Kedepannya Indonesia yang berkepribadian unggul adalah
indonesia yang masyarakatnya menghargai kekayaan multikulturalisme, menjauhi
ekskulsifisme, dan memelihara semangat gotong-royong dan keguyuban. Semangat
keindonesiaan, lebih dari sekedar indentitas nasional, ia adalah pedorong
semangat kemandirian, kewibawaan serta harkat dan martabat bangsa. Semangat
keindonesiaan merupakan semangat yang membakar dan memutuskan rantai belengu
keterdiktean dan kelemahaan bangsa kita dari bangsa-bangsa lain.
Epilog
Setelah istirahat
makan siang tadi saya tertegun dengan berita yang ditayangkan oleh Global TV,
bahwa 65 Desa pada 18 Kecamatan di Sumba Timur, NTT, mengalami kekeringan,
masyarakat yang sudah kehabisan jatah raskin, terpaksa mengolah dan memakan
umbi-umbian liar beracun yang -maaf- babi pun enggan untuk memakannya. Hingga tulisan
ini hampir rampung saya masih tertegun mengingat berita tersebut.

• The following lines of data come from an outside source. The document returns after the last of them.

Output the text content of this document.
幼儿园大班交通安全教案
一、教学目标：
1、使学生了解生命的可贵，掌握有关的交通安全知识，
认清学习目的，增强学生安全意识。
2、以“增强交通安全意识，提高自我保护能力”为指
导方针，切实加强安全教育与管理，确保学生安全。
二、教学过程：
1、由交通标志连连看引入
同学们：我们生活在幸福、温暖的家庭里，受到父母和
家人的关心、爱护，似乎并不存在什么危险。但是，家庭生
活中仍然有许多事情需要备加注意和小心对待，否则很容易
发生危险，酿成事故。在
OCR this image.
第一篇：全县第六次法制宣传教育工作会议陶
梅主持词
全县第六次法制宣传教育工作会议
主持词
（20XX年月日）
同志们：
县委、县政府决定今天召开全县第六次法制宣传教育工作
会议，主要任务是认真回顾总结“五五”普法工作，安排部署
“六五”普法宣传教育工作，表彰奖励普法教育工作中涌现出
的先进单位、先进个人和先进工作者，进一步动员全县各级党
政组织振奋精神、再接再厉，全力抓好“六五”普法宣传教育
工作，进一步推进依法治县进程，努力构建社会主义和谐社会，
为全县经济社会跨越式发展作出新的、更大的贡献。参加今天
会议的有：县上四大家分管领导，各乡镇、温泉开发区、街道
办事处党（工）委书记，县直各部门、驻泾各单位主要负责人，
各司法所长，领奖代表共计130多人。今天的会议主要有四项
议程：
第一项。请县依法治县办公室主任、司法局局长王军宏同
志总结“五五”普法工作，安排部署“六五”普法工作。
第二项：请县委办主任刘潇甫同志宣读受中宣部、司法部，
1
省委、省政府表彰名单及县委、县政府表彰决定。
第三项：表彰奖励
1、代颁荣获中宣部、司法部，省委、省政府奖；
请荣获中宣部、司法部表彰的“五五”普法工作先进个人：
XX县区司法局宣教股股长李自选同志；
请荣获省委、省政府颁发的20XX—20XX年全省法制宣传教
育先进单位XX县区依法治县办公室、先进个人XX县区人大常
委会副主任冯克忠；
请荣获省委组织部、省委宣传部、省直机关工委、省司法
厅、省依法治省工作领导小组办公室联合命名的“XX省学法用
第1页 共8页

Janji suci telah diucapkan, Kabinet Kerja telah dilantik,
dengan kesungguhan hati saya mendoakan semoga Presiden dan Wakil Presiden kita
Joko Widodo dan M.Jusuf Kalla dapat membawa Indonesia ke aras yang lebih baik,
sejahtera dan bermartabat. Indonesia memiliki segala alasan untuk dapat bangkit
dan menjadi negara-bangsa yang madani. Salah satu hal penting yang dapat menggerakan
segala potensi tersebut adalah semangat kemandirian, semangat untuk berdikari,
berdiri ditas kaki sendiri. Kesitulah revolusi mental yang diagendakan Jokowi
hendaknya dimuarakan.
Kita agaknya sependapat dengan Peter Drucker bahwa: “There is no under developed country, there
are only under managed country”. Pada Jokowi dan Kabinet Kerjanya publik
menggantungkan ekspektasi dan doa yang begitu besar agar kesemerawutan bangsa
ini dapat diselesaikan dengan baik.
Pada akhirnya setiap pemimpin negara adalah penunjuk arah
bagi masa depan bangsanya, dibawah Lee Kwan Yew kejayaan Singapura terukir,
Kemajuan Korsel tak lepas dari jasa Park Chung He, Mahatir telah meletakan
fondasi bagi Malaysia yang modern. Dan kesalahan yang dilakukan oleh Mugabe
dimasa lalu membawa Zimbawe manjadi bangsa morat-marit, kediktatoran Sadam Husein
di Iraq menciptakan Iraq baru sebagai negeri 1001 konflik. Dan pada akhir
tulisan ini kita bertanya, kemanakah arah yang akan ditunjukan oleh Presiden
Joko Widodo untuk Negara Kesatuan Republik Indonesia yang kita cintai ini??